(Special to the Armenian Weekly)
‘Yes, I am Armenian. Fourth-generation Dikranagerdtsi…’
Things seemed to come full-circle when I heard these words come out of his mouth, albeit translated from the language I was brought up to hate.
Navaf came rushing to the stage as we were coming off, ready to greet us with this piece of amazing news he had wanted to share for a long time now. My friend and I had just finished addressing the first youth conference of the Peace and Democracy of Turkey (BDP) in Diyarbakir (Dikranagerd). The mostly Kurdish crowd of supporters, upwards of 30,000, had watched in astonishment as two representatives of the ARF Youth and Student Organizations addressed the crowd first in Armenian and later in Turkish. (Read the report on the conference here.)
Although I had briefly studied the Turkish language during my university days, something within me, instinct perhaps, had never allowed me to become fluent; and so, I had the honor of addressing the crowd in Armenian. In a brief meeting with the conference organizers a day earlier, we had described why we’d be sharing our message in our native tongue. Our Kurdish counterparts said that the city of “Amed” hadn’t heard Armenian being spoken from a stage in almost a century, and agreed that it was time.
One would assume that a stadium full of Kurds who don’t understand Armenian would be bored, uninterested, and ultimately indifferent—especially since we were speaking as representatives of a people who once called these lands “home.” Yet, we witnessed the exact opposite that day. As I read out loud what we had written in the Western Armenian dialect of my forefathers, the audience watched and listened attentively. It almost seemed like they understood everything I said. As if the words that had so eloquently been spoken in the streets of that city nearly a hundred years ago still had meaning for these people who were gathered there for a common, unifying purpose.

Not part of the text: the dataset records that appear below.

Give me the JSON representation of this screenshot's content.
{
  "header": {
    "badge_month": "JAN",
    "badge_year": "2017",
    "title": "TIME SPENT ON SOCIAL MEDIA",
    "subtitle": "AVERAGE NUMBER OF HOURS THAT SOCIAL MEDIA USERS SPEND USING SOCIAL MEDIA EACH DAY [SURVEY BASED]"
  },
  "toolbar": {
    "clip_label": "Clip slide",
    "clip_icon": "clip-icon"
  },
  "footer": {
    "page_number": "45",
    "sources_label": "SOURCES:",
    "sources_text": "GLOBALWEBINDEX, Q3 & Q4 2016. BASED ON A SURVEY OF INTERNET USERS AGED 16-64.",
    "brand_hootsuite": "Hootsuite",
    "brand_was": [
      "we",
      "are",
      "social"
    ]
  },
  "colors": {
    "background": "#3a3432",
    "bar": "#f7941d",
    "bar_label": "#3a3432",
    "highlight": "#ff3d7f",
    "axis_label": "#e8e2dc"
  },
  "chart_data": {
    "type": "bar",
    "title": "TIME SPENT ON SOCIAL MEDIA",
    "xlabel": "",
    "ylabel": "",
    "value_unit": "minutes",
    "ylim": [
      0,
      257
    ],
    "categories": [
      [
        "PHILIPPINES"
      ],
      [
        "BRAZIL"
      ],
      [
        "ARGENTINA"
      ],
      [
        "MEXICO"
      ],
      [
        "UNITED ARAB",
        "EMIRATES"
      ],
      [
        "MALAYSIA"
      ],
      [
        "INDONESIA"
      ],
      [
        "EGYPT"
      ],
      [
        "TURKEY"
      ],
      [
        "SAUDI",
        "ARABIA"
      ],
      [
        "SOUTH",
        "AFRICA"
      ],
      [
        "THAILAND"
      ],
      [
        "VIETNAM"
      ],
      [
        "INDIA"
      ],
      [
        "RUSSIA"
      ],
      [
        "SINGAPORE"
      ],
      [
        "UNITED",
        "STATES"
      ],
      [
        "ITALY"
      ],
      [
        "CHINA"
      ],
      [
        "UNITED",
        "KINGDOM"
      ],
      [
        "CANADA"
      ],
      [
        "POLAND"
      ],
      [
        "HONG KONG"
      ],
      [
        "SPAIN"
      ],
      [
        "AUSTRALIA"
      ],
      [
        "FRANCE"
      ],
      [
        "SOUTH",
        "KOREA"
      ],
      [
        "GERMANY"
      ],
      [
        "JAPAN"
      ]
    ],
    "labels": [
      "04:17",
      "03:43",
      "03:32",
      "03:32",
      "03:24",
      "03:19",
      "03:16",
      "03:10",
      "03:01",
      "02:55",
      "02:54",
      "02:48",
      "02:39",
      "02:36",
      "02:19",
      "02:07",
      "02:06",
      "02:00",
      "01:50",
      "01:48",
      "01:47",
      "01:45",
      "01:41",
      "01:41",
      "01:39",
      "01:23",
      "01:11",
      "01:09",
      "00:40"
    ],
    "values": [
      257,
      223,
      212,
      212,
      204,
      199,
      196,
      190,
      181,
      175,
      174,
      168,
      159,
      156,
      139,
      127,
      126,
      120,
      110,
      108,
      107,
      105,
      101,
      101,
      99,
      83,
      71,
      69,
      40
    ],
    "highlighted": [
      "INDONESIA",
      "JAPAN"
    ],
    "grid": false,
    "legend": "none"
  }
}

Growing up in Toronto, I was lucky to have attended Armenian school from kindergarten through high school. After graduating, I made an extra effort to immerse myself in everything Armenian, in an attempt to not become a victim of what some call the jermag chart (“white genocide”). I read as much as possible about our history, and I did my best to keep up with the latest in Armenian news in Armenia and the diaspora. But when I learned that I’d be traveling to historic Armenia to meet with Kurdish youth, I realized I knew very little about Armenian-Kurdish relations. All I could recall from my 15 years of Armenian education was that a Kurdish representative had been elected to the Armenian Parliament during the first republic.